The summit's main topic was the route by which NATO members will leave Afghanistan. The war there has been going on since 2001, when the United States intervened after the 9/11 attacks.

The U.S. objectives were to drive out al-Qaeda, which carried out the attacks; to unseat the Taliban, the Islamist group that ruled Afghanistan and hosted al-Qaeda leaders, and to try to reshape Afghanistan so it would not allow the conditions that led to 9/11 to recur.

Afghanistan was a distant venture for NATO. Yet the alliance has maintained a credible presence. The United Kingdom, France, Germany, Canada, and Italy have provided troops and other support.

In recent years, exasperation with the diminishing prospects of a favorable outcome in Afghanistan have created growing sentiment for NATO countries to end their involvement. The sources of disaffection include disgust at the corruption and inefficiency of President Hamid Karzai's government, despair at the challenges of training Afghans to fight the war, anger at growing attacks by Afghan soldiers on NATO troops, and the financial cost of engagement.

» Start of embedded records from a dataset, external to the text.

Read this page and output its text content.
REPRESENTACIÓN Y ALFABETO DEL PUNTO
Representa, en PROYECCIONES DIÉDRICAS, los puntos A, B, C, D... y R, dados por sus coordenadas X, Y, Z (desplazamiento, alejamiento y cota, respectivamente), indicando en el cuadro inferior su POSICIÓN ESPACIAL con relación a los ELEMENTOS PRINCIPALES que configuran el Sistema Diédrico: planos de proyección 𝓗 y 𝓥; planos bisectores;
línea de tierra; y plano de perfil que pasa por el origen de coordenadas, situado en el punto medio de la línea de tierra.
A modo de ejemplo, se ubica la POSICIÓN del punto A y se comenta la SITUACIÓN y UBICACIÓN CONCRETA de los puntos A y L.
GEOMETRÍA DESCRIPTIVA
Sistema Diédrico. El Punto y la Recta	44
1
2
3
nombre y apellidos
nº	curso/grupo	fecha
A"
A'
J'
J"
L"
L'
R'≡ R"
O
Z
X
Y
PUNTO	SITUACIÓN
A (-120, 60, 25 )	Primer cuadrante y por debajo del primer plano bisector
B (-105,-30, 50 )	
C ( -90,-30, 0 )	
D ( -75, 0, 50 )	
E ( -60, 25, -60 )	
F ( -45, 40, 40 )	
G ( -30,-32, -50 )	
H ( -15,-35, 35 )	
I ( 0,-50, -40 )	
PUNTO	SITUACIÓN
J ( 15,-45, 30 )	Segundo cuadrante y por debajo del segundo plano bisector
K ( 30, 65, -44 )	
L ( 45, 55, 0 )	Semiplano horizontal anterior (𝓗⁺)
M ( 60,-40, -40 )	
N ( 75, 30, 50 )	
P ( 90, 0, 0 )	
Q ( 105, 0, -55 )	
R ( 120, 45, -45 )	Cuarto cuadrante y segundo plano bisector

Pain from the cost has grown as NATO countries' domestic economies have weakened. The cost of preparing Afghan forces to replace NATO troops is estimated at more than $4 billion a year. President Obama hoped to get pledges from NATO members at the summit to cover at least half of that amount, but he does not appear to have done so.

At the summit, France's new president, Francois Hollande, restated his campaign pledge to withdraw his country's combat forces from Afghanistan this year. Mr. Karzai's presence was largely a symbolic irritant.

Pakistan's president, Ali Asif Zardari, came to Chicago to press Mr. Obama for an apology for the 24 Pakistani troops who were killed in a U.S. air raid last November. He demanded a higher price to permit supplies for NATO forces in Afghanistan to enter through Pakistan.

Americans who oppose the Afghanistan war, NATO, and the Pentagon budget demonstrated in Chicago. Police kept protesters under control, but batons were wielded and arrests marred the summit.

The most promising aspect of this week's summit was the President's declaration that the timetable for withdrawal from Afghanistan is "irreversible." The war's ending will be uncertain, but what's most important is that it ends.